So I was pretty happy with the status quo of not getting a stack dump from
a machine check panic.

With recoverable machine checks there are some cases where there might
be an opportunity to change the kernel to avoid a crash. See my patches that
akpm just took into the "mm" tree to recover when the kernel hits poison during
a copy-on-write:

https://lore.kernel.org/all/20221021200120.175753-1-tony.luck@intel.com/

or the patches from Google to recover when khugepaged hits poison:

https://lore.kernel.org/linux-mm/20221010160142.1087120-1-jiaqiyan@google.com/


To identify additional opportunities to make the kernel more resilient, it would be useful
to get a kernel stack trace in the specific case of a recoverable data consumption
machine check while executing in the kernel.

> And there's an attempt:
>
> #ifdef CONFIG_DEBUG_BUGVERBOSE
>         /*
>          * Avoid nested stack-dumping if a panic occurs during oops processing
>          */
>         if (!test_taint(TAINT_DIE) && oops_in_progress <= 1)
>                 dump_stack();
> #endif
>
> but that oops_in_progress thing is stopping us: 

...

> it hints that panic() might've been called twice for oops_in_progress to
> be already 1 on entry.
>
> I guess we need to figure out why that is...

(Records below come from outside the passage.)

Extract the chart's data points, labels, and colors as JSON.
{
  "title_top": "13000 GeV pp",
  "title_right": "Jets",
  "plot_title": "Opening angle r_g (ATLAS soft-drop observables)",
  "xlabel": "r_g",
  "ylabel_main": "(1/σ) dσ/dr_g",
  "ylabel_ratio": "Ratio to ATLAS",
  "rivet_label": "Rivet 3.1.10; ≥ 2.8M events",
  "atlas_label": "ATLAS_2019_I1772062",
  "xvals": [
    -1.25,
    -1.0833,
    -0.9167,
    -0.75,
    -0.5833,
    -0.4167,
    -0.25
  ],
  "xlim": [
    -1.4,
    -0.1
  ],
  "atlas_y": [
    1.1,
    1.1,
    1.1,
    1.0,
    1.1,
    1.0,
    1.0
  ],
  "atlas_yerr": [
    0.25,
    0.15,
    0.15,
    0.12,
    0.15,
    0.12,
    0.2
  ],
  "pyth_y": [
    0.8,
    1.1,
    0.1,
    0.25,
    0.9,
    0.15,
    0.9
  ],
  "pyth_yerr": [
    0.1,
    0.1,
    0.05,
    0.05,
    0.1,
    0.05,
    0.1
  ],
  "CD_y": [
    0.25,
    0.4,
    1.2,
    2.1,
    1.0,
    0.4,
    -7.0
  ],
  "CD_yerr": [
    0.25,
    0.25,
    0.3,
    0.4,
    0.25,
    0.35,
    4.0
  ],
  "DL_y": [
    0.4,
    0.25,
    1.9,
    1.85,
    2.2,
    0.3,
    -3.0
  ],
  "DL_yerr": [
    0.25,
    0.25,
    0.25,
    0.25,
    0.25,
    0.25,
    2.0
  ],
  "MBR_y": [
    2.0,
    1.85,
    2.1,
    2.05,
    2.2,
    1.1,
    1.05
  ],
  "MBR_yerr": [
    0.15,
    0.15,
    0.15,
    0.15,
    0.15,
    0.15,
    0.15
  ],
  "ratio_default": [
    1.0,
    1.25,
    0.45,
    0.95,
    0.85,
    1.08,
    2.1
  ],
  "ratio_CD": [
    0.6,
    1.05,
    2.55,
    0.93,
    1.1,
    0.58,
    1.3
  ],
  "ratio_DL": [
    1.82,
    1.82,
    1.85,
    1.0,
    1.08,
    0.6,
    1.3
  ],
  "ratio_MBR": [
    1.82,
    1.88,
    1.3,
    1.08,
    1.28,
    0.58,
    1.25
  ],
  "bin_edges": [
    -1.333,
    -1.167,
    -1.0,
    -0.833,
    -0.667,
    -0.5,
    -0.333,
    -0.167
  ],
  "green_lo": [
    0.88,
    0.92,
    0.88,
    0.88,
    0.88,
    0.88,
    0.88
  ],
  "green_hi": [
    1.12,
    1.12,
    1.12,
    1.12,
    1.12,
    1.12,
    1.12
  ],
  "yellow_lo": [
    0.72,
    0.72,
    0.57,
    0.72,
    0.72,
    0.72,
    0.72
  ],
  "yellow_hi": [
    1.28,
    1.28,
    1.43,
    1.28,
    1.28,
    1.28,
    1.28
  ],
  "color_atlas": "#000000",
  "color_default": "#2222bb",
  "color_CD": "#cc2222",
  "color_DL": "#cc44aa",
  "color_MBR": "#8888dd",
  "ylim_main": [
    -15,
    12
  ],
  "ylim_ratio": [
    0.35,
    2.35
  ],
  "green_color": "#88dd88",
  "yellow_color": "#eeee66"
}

It might be interesting, but a distraction from the goal of my patch to only
dump the stack for recoverable machine checks in kernel code.

-Tony
diff mbox series

Patch

diff --git a/arch/x86/kernel/cpu/mce/internal.h b/arch/x86/kernel/cpu/mce/internal.h
index 7e03f5b7f6bd..f03aaff79e39 100644
--- a/arch/x86/kernel/cpu/mce/internal.h
+++ b/arch/x86/kernel/cpu/mce/internal.h
@@ -18,6 +18,7 @@  enum severity_level {
 	MCE_UC_SEVERITY,
 	MCE_AR_SEVERITY,
 	MCE_PANIC_SEVERITY,
+	MCE_PANIC_STACKDUMP_SEVERITY,
 };
 
 extern struct blocking_notifier_head x86_mce_decoder_chain;
diff --git a/arch/x86/kernel/cpu/mce/core.c b/arch/x86/kernel/cpu/mce/core.c
index 2c8ec5c71712..69ec63eaa625 100644
--- a/arch/x86/kernel/cpu/mce/core.c
+++ b/arch/x86/kernel/cpu/mce/core.c
@@ -44,6 +44,7 @@ 
 #include <linux/sync_core.h>
 #include <linux/task_work.h>
 #include <linux/hardirq.h>
+#include <linux/sched/debug.h>
 
 #include <asm/intel-family.h>
 #include <asm/processor.h>
@@ -254,6 +255,9 @@  static noinstr void mce_panic(const char *msg, struct mce *final, char *exp)
 			wait_for_panic();
 		barrier();
 
+		if (final->severity == MCE_PANIC_STACKDUMP_SEVERITY)
+			show_stack(NULL, NULL, KERN_DEFAULT);
+
 		bust_spinlocks(1);
 		console_verbose();
 	} else {
@@ -864,6 +868,7 @@  static __always_inline int mce_no_way_out(struct mce *m, char **msg, unsigned lo
 					  struct pt_regs *regs)
 {
 	char *tmp = *msg;
+	int severity;
 	int i;
 
 	for (i = 0; i < this_cpu_read(mce_num_banks); i++) {
@@ -876,9 +881,11 @@  static __always_inline int mce_no_way_out(struct mce *m, char **msg, unsigned lo
 			quirk_sandybridge_ifu(i, m, regs);
 
 		m->bank = i;
-		if (mce_severity(m, regs, &tmp, true) >= MCE_PANIC_SEVERITY) {
+		severity = mce_severity(m, regs, &tmp, true);
+		if (severity >= MCE_PANIC_SEVERITY) {
 			mce_read_aux(m, i);
 			*msg = tmp;
+			m->severity = severity;
 			return 1;
 		}
 	}
@@ -994,7 +1001,7 @@  static void mce_reign(void)
 	 */
 	if (m && global_worst >= MCE_PANIC_SEVERITY) {
 		/* call mce_severity() to get "msg" for panic */
-		mce_severity(m, NULL, &msg, true);
+		m->severity = mce_severity(m, NULL, &msg, true);
 		mce_panic("Fatal machine check", m, msg);
 	}
 
diff --git a/arch/x86/kernel/cpu/mce/severity.c b/arch/x86/kernel/cpu/mce/severity.c
index c4477162c07d..89d083c5bd06 100644
--- a/arch/x86/kernel/cpu/mce/severity.c
+++ b/arch/x86/kernel/cpu/mce/severity.c
@@ -174,7 +174,7 @@  static struct severity {
 		USER
 		),
 	MCESEV(
-		PANIC, "Data load in unrecoverable area of kernel",
+		PANIC_STACKDUMP, "Data load in unrecoverable area of kernel",
 		SER, MASK(MCI_STATUS_OVER|MCI_UC_SAR|MCI_ADDR|MCACOD, MCI_UC_SAR|MCI_ADDR|MCACOD_DATA),
 		KERNEL
 		),